A bit off topic for this intent, but do you have a link to those tests? Sounds like it could be a legitimate case for https://github.com/GoogleChrome/wptdashboard/issues/98

Matthew Wolenetz

ulest,
30. juli 2018, 18:40:0230.07.2018
til Philip Jägenstedt, blink-dev
Experimentation is proceeding since late M67, into M69 dev/canary currently. I'll soon expand the experiment into M69 Beta with goal of eventually M69 Stable 100%.

Looking back, I realize there was just the intent to implement sent so far. Is it too late to express the possibility via an intent-to-ship that this feature may go 100% eventually in M69 Stable+Beta+Dev/Canary?

Matt

Matthew Wolenetz

ulest,
30. juli 2018, 19:20:5230.07.2018
til Philip Jägenstedt, blink-dev
Considering this is mostly an internal buffering bug being fixed for compliance with spec, not a new web feature implementation, I would prefer to not even need to continue the blink intent process (see also Philip's initial response). To be able to ship on-by-default, I'll have to fix the related layout tests' buffered range expectations (this is known work, and in scope of this bug-fix).

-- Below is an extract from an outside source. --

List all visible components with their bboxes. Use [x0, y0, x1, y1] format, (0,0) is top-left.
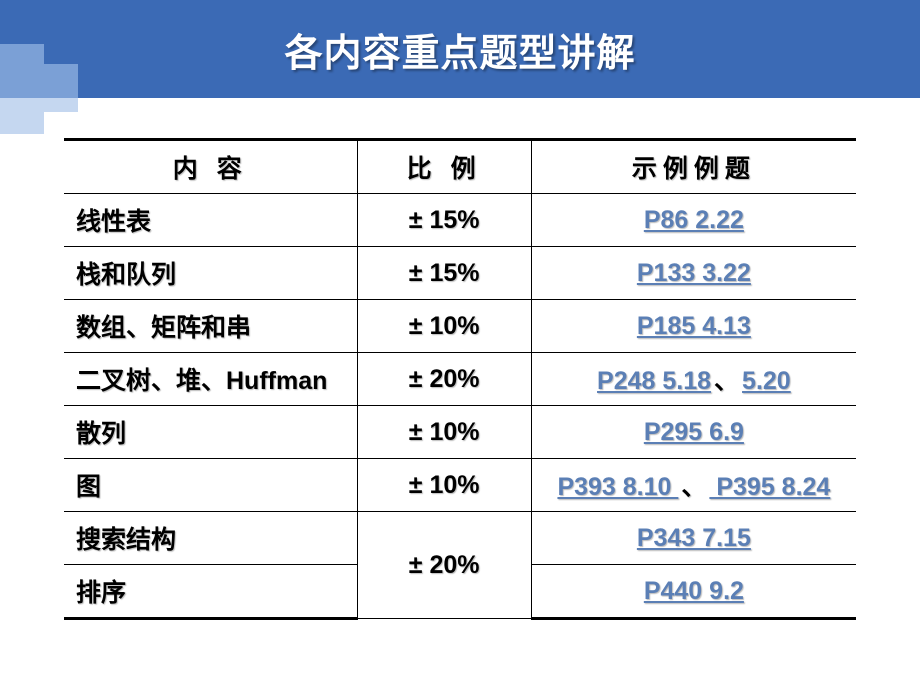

Unless I hear otherwise, I'll proceed on plan to increase experimentation in Chrome M69 with goal of eventually shipping with the compliant fix on-by-default in M69.

Matt

fillmor...@gmail.com

ulest,
29. aug. 2018, 15:14:2929.08.2018
til blink-dev, foo...@chromium.org, wole...@chromium.org
Hi Matt, I don't see this issue on ChromeStatus for Chrome 69 anymore:

Has it been delayed to a later version? I ask because this will impact DirecTV NOW users (see https://crbug.com/844799). Our timeline for delivering a fix is tight.

Thanks,
Chris

Matthew Wolenetz

ulest,
29. aug. 2018, 16:01:4629.08.2018
til fillmor...@gmail.com, blink-dev, Philip Jägenstedt
Hi Chris,

tl;dr: MseBufferByPts is in 50/50 experiments in M69 Beta, M70 Dev/Canary currently, and if data continues to show no significant regression, the goal is to increase the experimentation to 1% Stable M69, and eventually 100% Stable M69. If there are regressions, the fixes for them might require the feature's 100% Stable milestone to slip from M69.